Shares of Sally Beauty Holdings (NYSE:SBH) fell on Thursday, after the company reported a steep drop in both revenue and earnings in the fiscal third quarter of 2020. However, because of the coronavirus, this shouldn't have caught anyone off guard. But it's possible management inadvertently set investors' expectations too high.
Sally Beauty Holdings stock finished the day down 12%. Shares are now 45% lower than 52-week highs.
Sally Beauty Holdings has over 5,000 stores, and those were closed for the COVID-19 pandemic. Second-quarter revenue and earnings were down as the company scrambled to deal with the situation. But it began launching ship-from-store options for e-commerce, and that helped mitigate the downside.
Management focused on e-commerce in its press releases. Not only did it highlight triple-digit e-commerce growth in the Q2 report, but showcased it in two subsequent business updates. Furthermore, it noted "strong" product demand at reopened stores. It all sounded very positive.
Today, Sally Beauty Holdings reported net sales of $705 million, down 28% year over year. The company also posted a net earnings per share (EPS) loss of $0.21 according to generally accepted accounting principles (GAAP) when Wall Street had expected a profit.
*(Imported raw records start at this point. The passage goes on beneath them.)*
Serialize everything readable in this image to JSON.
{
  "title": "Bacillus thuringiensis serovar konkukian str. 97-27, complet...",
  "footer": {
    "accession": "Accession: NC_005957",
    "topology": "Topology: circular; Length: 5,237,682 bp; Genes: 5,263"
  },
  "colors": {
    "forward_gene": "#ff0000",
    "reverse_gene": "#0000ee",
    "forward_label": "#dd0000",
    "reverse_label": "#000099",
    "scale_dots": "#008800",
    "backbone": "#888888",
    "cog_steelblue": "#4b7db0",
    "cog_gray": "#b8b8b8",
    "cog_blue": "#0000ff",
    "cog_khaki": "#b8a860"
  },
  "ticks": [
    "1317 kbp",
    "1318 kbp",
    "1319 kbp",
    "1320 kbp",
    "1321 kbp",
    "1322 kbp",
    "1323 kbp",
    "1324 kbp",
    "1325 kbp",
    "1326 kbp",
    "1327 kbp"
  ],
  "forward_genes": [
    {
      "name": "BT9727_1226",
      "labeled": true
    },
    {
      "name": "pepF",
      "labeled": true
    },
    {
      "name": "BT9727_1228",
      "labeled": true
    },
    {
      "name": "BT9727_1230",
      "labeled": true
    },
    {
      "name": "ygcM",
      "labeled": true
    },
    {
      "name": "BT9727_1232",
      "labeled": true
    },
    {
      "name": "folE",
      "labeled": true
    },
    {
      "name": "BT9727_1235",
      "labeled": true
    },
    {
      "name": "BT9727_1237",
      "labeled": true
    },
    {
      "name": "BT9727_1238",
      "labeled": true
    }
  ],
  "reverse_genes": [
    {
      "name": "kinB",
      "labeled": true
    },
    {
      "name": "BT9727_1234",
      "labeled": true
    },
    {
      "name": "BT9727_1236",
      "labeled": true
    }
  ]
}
Needless to say, this led to the stock falling today.
Earnings reports are funny things. How the stock market reacts in the short term has as much to do with relative expectations as the actual numbers. A stock can go up when the company reports bad numbers, so long as Wall Street expected worse.
Indeed, e-commerce sales for Sally Beauty Holdings were up a whopping 278% in Q3, coming in at $137 million. But this gaudy growth percentage is measured from a small starting point. Also, investors should note there is strong demand right now. Same-store sales in June were up 23% from June 2019. That's a fabulous recovery. It was just too late in the quarter to bounce back from the 82% drop in April.
This provides two lessons for investors. First, when a company provides bullet-point highlights, ask which metrics are missing. In this case, overall net sales and earnings weren't mentioned in either business update -- only e-commerce growth. That was a good indication that revenue and profits weren't worth highlighting.
Second, a one-day stock move is fickle. When investing in stocks, we should be focused on the long term. If I were a Sally Beauty Holdings shareholder, I'd be encouraged that demand in June was strong; what's already happened is in the past.
Going forward, shareholders should monitor whether the strong demand in June is sustainable or whether consumers are merely catching up with cosmetic purchases delayed earlier in the year. I'm inclined to think it's the latter.